Steve Cagle, CEO of Clearwater, a cybersecurity firm, said a few years ago, some healthcare leaders weren’t recognizing that cyberattacks could harm patients. But Cagle said it’s hard to argue that patients aren’t impacted by cyberattacks.

“Cybersecurity is patient safety,” Cagle said. “We've seen many examples, unfortunately, of hospitals having to either shut down their infrastructure or they've been taken down by ransomware. And when that happened, they’ve had to, in some cases, divert ambulances to other hospitals. So there's a delay in emergency care. Your test results are not available. Tests can't be conducted. Procedures have to be delayed.”

But Cagle also said he’s seeing healthcare leaders see the link to cybersecurity and the safety of patients. “I do think people are getting that, and that patients have to be the center of everything that we do,” Cagle said.

ECRI, a nonprofit organization focused on patient safety, identified ransomware attacks on hospitals as one of the leading threats to patients in 2024.

Marcus Schabacker, MD, president and CEO of ECRI, told Chief Healthcare Executive® in a January interview that there needs to be greater focus on cybersecurity from a patient safety perspective.

“There is a true patient risk as well, because if they shut down your internet, your WiFi, for example, you’re losing all your data on your patients if you are heavily connected, which most larger healthcare institutions are today,” he said.

The impact of attacks

When Scripps Health suffered a ransomware attack in 2021, stroke patients ended up being transferred to other hospitals in the San Diego area, researchers at the University of California San Diego found. The findings were published on Jama Network Open last spring.

Other nearby hospitals in San Diego saw an influx of patients in their emergency departments, said Christian Dameff, an emergency physician and co-director of the Center for Healthcare Cybersecurity at University of California San Diego Health. Patients had to wait longer for emergency care, and some ended up leaving without being seen.

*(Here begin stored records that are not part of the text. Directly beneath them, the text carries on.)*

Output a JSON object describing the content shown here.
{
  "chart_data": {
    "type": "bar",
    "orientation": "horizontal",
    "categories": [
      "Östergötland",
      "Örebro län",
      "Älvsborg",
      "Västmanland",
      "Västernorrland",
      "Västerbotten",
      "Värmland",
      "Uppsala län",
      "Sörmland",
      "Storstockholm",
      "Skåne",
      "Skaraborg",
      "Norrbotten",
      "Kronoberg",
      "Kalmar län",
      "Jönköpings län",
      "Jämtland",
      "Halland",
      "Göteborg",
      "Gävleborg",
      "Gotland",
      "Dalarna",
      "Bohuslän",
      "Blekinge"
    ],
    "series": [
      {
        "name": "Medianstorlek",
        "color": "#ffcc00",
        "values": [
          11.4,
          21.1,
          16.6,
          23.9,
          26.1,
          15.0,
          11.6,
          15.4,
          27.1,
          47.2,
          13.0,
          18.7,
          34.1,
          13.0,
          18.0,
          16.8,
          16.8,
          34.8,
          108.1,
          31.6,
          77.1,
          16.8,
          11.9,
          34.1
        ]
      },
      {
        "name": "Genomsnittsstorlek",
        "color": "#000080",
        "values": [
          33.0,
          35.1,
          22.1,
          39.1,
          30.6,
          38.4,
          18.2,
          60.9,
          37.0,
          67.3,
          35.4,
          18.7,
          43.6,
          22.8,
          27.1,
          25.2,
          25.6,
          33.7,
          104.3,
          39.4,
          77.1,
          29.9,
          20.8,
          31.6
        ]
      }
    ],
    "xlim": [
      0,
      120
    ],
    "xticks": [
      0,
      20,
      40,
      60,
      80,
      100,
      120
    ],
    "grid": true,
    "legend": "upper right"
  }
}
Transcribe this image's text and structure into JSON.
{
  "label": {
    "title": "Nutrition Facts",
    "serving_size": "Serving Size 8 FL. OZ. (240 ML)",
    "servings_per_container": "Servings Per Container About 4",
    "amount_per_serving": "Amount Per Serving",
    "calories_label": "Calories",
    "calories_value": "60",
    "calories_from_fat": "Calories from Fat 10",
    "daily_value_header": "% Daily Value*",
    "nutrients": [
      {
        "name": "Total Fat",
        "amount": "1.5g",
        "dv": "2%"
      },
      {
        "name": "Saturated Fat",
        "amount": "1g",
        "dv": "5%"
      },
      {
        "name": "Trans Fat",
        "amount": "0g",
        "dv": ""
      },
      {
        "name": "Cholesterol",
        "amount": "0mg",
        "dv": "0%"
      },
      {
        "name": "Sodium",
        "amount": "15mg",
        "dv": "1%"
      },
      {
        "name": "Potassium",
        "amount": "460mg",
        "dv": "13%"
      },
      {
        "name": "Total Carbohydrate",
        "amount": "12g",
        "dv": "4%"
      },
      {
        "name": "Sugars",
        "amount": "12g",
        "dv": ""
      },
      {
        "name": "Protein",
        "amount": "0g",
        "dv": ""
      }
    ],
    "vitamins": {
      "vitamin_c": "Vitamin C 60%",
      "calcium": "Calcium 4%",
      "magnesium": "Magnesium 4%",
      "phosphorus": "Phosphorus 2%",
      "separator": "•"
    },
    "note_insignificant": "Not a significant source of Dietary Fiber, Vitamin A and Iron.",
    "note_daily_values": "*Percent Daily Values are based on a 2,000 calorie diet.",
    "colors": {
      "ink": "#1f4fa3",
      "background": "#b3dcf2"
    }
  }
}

“We saw far more patients than we normally do,” Dameff said at the HIMSS conference. “We were flooded.”

The other San Diego hospitals also treated more stroke patients during the ransomware attack, their study found. In the four weeks before the attack, they treated 60 stroke patients, but due to transfers during the ransomware attack, the other hospitals treated 103 stroke patients in four weeks.

“People don't stop having strokes just because of a ransomware attack,” Dameff said.

Similar attacks at rural hospitals, which may be the only hospital within hours in some areas, could be devastating, Dameff said. “Your patients are going to suffer because it means it's going to be hours or days before they get care,” he said. “And that's really bad for things like strokes, heart attacks, trauma.”

Saying there’s a dearth of data on the impact of cyberattacks on patients, Dameff and Tully called on other healthcare leaders to provide more data on the impact of attacks on patient care and services. They noted more data will also help shed important insights of the dangers of attacks to patient safety.

At Yuma Regional Medical Center, Hebert said he stresses to the members of the cybersecurity team that their role is to protect patient care.

“We are here to directly support our patients and the safety and well-being of our patients,” Hebert said. “And our organization showed that's paramount with regard to what we do each day, day in and day out. So I think that everything we do is patient-centric.”